On ne pouvait espérer que la spirale engagée pour un conflit patriotique nourri de perspectives coloniales débouche sur autre chose qu’une accumulation de frustrations suivie par la soif de bouleversements qui prendraient enfin du sens. En Allemagne qui a perdu par forfait, dans le fil des violences domestiques et psychiques, la violence guerrière débouche sur la violence politique de grèves formidables et d’assassinats dont ceux de Karl Liebknecht et de Rosa Luxembourg. Les turbulences de l’Europe des années 1920 et 1930 se prêtent aux imprévisibles bifurcations d’une violence hors contrôle. On découvre que la brutalité martiale se répand comme une épidémie qui corrompt ce qu’elle touche. Rien ni personne n’y échappe. Aucune nation ne peut espérer en sortir indemne. Aucune classe sociale ne peut tirer son épingle de ce jeu-là. La méchanceté des mauvaises années se répand comme une trainée de poudre. C’est ça aussi la guerre. Serait-il avisé d’évaluer la justesse d’une guerre aux surprises de ses pratiques latérales et à venir ? Rien n’est moins sûr, on resterait pétrifié !  


Mais on a pris l’habitude de mentir et de croire aux mensonges d’Etat, on a pris l’habitude de cogner sur n’importe qui à la première contrariété, on a pris l’habitude de la corruption et des arrangements entre filous. Lorsqu’une guerre s’impose à la conscience, on fonce droit devant. On rencontre parfois cependant ce qu’on déteste le plus au monde. Les effets tordus de la guerre ne cessent pas avec les déclarations de paix. Parfois même ils profitent de la paix pour se répandre davantage. Qu’est-ce donc qu’une guerre gagnée ? Henri Calet raconte à sa façon un envers de guerre dans Contre l’oubli (1956). Le voici qui parcourt Berlin : 


Mais treize ans ont passé et une guerre ; j’y suis seul, presque vieux ; il fait froid et humide comme dans les cimetières ; je me perds entre ces ruines, ces cendres et ces murs écroulés ; la ville est morte, mes amis sont morts. Je me balade en compagnie de fantômes. 


Un peu plus loin ou dans un texte à peine voisin, Henri Calet rassemble ses émotions : 


La paix. Nul ne prononce plus son nom que de façon timide et presque clandestine. On voudrait déclarer tout de même que tant de chair et tant de sang, cela pourrait donner un ciment durable sinon définitif. Car on ne croit plus exagérément à la paix éternelle, sauf, bien entendu pour ceux qui reposent dans les cimetières de campagne. En somme nous nous contenterions de peu. Pour se rassurer on se dit que la guerre vient à peine de finir et que l’on meurt beaucoup moins en Europe, et ailleurs ; que l’on souffre moins aussi.

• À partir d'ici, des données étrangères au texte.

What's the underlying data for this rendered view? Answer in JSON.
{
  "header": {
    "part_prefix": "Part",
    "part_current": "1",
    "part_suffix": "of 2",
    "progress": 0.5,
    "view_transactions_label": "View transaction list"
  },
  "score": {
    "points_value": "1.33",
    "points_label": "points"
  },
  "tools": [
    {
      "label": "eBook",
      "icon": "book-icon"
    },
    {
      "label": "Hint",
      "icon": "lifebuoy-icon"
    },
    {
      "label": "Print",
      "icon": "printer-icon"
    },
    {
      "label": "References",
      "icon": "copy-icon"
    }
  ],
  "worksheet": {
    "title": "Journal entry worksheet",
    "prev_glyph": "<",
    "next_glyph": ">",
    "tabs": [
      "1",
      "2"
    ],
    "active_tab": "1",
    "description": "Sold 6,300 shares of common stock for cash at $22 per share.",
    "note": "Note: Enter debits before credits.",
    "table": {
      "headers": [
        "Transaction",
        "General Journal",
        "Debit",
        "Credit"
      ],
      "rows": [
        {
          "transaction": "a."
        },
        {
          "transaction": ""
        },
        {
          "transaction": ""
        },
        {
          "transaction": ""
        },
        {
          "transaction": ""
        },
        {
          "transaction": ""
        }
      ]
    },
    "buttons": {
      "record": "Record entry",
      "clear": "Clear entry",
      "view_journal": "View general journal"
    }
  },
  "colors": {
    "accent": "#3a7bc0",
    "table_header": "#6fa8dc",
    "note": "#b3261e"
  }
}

La rumeur des batailles a tout d’un coup cessé sur terre, sur mer, au ciel ; la puanteur des charniers se dissipe. Et l’on s’en réjouit. Mais il ne semble pas que ce soit la paix véritable ni dans les esprits ni dans les cœurs, ni tout autour de nous. Le contraire de la guerre n’est pas forcément la paix. On le voit. Il ne s’agirait que d’une paix négative. Je pense que l’on reconnaitrait la paix à son seul parfum, si elle était dans l’air, vraiment. 

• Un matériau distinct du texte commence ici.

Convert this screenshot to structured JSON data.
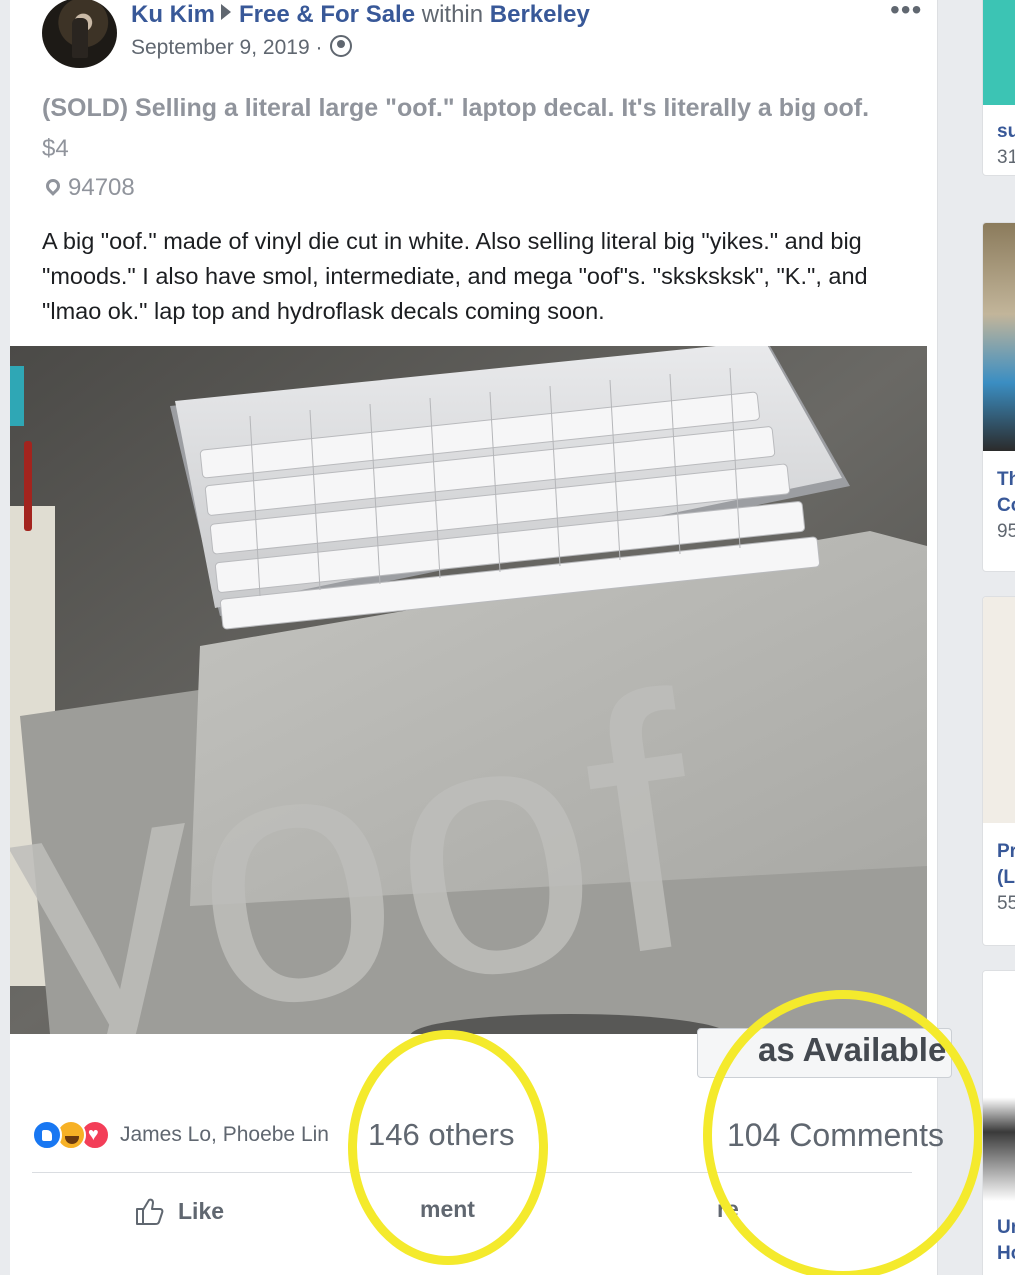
{
  "post": {
    "author": "Ku Kim",
    "group": "Free & For Sale",
    "within_label": "within",
    "location": "Berkeley",
    "date": "September 9, 2019 ·",
    "more_label": "•••",
    "title": "(SOLD) Selling a literal large \"oof.\" laptop decal. It's literally a big oof.",
    "price": "$4",
    "zip": "94708",
    "body": "A big \"oof.\" made of vinyl die cut in white. Also selling literal big \"yikes.\" and big \"moods.\" I also have smol, intermediate, and mega \"oof\"s. \"sksksksk\", \"K.\", and \"lmao ok.\" lap top and hydroflask decals coming soon."
  },
  "photo": {
    "decal_text": "yoof"
  },
  "engagement": {
    "mark_available": "as Available",
    "reaction_names": "James Lo, Phoebe Lin",
    "others": "146 others",
    "comments": "104 Comments",
    "reactions": [
      "like",
      "haha",
      "love"
    ]
  },
  "actions": {
    "like": "Like",
    "comment": "ment",
    "share": "re"
  },
  "right_column": {
    "cards": [
      {
        "title": "su",
        "sub": "31"
      },
      {
        "title": "Th",
        "title2": "Co",
        "sub": "95"
      },
      {
        "title": "Pr",
        "title2": "(L",
        "sub": "55"
      },
      {
        "title": "Ur",
        "title2": "Ho"
      }
    ]
  },
  "colors": {
    "link_blue": "#385898",
    "annotation_yellow": "#f4ea2c",
    "muted_gray": "#90949c"
  }
}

Dans un village des Corbières près duquel j’habite, il y a une haute statue de bronze noir au bout d’une place. Elle représente une forte femme vêtue d’une longue robe et portant dans sa main gauche une clef, dans sa droite un étendard déchiré par le vent. C’est Françoise de Cezelly. Appartenant à la vieille noblesse montpelliéraine, elle était responsable de la ville de Leucate qui gardait la frontière avec l’Espagne au XVIe siècle. L’histoire raconte qu’à la suite d’une bataille perdue elle a donné sa vie en échange de la paix pour les habitants du village. Les gens parlent encore d’elle. Sur le piédestal est écrit ce que furent ses derniers mots à contrepied de la glorification de la mort d’autres guerres : 


C’est le temps désespéré où pour bien faire il faut perdre la vie.